With the release of Nirvana’s “NeverMind” album, the musical climate and fickle record-buying public was changing rapidly, so D.T. Boyz opted to disband and persue other ventures than to become a grunge version of themselves. Some of these subsequent projects included Attitude Inc., CrackHouse, Slewfoot, Love Makin’ War, Bone Daddy and others. For more gory details read the blog. Friends, acquaintances, and fellow Boston area bands of the era included: Tin Pan Alley, Witch Bonnie, Side Show, Under Fire, Boa, Jealous Dogs, Snidely Whiplash, Mama’s Tongue, Moodcrush, Whoopie Cat, Slammer, The Tears, Deuces Wild, In The Wild, Xplicit, Ivy Stone, Bang Nasty, Jumpa, and many others. The band reunited for one show on August 21st, 2009.

They played with Side Show, Locomotive, Slewfoot (Randy and Swifty’s other band), Mama’s Tongue, and The Lesser Gods at The Middle East as a charity benefit for The Doug Flutie Jr.

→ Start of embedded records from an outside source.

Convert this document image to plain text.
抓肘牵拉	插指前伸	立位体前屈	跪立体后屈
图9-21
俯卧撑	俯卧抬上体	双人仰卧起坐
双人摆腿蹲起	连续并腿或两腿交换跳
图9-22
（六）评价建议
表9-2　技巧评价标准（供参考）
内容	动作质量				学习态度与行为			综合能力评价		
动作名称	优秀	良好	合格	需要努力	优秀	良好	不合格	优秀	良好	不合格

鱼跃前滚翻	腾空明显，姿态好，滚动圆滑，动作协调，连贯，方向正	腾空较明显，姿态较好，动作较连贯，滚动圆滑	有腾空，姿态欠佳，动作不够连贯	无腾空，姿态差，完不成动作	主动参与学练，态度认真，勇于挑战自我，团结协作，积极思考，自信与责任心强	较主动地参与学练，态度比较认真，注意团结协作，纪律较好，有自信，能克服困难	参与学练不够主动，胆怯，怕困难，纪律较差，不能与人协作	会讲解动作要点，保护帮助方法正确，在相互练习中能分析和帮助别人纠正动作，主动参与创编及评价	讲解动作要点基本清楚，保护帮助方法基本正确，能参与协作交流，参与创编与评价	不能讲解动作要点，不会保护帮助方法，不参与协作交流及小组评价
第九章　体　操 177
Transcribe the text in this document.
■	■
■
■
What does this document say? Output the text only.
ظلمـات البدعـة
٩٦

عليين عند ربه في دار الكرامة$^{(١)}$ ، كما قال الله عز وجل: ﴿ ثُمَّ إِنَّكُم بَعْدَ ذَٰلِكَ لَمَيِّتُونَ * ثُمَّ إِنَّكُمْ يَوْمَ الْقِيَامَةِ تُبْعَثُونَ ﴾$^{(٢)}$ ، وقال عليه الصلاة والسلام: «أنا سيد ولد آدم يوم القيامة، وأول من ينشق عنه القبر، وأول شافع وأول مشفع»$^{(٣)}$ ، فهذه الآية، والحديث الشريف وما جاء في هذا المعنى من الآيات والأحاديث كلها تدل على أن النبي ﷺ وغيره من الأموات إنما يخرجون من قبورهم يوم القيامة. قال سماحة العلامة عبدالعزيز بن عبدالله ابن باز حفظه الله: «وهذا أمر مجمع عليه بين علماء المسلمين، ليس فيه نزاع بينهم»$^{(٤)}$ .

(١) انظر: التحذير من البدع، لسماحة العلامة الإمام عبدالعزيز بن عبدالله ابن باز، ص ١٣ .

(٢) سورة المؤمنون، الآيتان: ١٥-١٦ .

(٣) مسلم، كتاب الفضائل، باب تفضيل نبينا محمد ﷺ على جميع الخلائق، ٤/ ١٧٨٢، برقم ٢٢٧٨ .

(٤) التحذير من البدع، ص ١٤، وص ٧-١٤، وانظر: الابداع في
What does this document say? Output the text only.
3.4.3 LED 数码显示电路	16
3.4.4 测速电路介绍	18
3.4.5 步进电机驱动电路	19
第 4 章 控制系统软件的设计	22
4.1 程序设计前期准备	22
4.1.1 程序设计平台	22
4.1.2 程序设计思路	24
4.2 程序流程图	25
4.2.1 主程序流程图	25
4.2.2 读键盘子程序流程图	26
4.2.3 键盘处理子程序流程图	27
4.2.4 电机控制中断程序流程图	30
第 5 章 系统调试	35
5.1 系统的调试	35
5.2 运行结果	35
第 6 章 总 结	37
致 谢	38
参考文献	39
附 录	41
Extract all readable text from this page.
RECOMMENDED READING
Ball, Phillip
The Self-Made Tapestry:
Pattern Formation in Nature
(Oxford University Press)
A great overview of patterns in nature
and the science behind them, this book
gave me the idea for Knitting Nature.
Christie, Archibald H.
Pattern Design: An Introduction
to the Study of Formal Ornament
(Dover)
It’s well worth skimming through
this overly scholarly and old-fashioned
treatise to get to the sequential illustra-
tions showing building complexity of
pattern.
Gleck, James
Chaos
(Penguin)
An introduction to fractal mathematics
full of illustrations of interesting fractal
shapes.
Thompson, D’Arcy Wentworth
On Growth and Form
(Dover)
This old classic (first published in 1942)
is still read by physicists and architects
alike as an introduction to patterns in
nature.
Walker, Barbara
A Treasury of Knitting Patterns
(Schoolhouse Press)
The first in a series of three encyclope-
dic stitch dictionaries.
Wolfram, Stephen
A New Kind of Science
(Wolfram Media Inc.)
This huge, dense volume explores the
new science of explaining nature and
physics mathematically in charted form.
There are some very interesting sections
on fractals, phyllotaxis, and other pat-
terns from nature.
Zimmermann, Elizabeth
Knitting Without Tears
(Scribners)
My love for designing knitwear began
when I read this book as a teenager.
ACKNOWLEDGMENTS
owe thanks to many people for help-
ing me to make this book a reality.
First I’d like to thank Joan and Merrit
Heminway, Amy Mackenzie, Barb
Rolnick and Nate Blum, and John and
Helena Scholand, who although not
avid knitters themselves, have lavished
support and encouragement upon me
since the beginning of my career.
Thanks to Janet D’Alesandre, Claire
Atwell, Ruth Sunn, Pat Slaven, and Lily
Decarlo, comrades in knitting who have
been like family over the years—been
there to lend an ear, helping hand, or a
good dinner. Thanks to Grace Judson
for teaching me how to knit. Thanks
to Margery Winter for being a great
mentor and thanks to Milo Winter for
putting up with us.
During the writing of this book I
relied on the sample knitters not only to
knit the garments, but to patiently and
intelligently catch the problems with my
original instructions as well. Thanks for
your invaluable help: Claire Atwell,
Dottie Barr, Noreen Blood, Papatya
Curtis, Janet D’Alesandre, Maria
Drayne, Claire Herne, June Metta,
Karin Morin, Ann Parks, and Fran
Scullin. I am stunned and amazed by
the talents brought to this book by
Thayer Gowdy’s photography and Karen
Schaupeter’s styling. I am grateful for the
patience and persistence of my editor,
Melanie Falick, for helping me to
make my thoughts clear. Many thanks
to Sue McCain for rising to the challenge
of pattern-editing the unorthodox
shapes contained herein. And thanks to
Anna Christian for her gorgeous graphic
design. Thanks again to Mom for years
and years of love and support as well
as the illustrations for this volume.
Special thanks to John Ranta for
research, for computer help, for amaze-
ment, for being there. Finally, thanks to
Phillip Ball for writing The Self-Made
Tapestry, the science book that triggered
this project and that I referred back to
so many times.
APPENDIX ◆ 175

Foundation. The lineup for the show and the handful of rehearsals prior was Randy on Lead Vocals & Guitar, Yori on Lead Guitar & Vocals, Swifty on Bass & Vocals, and Jay DiPersio on Drums & Vocals. Some live cuts from that performance are here on the page and will soon be available on a live CD and download.

The band played several songs from the back catalog as well as “Ring Of Fire” by Johnny Cash, “The Fool”, and “Face Value” (both of these were written by Yori while he was in Love Makin’ War). There were a handful of quick rehearsals at Yori’s house in August prior to the show. It was the first time all 4 guys had been in the same room in 18 years. The songs on the page are brand new 24 bit digital remixes from “Knockin’ Up Ya Neighborhood” CD. Also some LIVE cuts from the reunion show.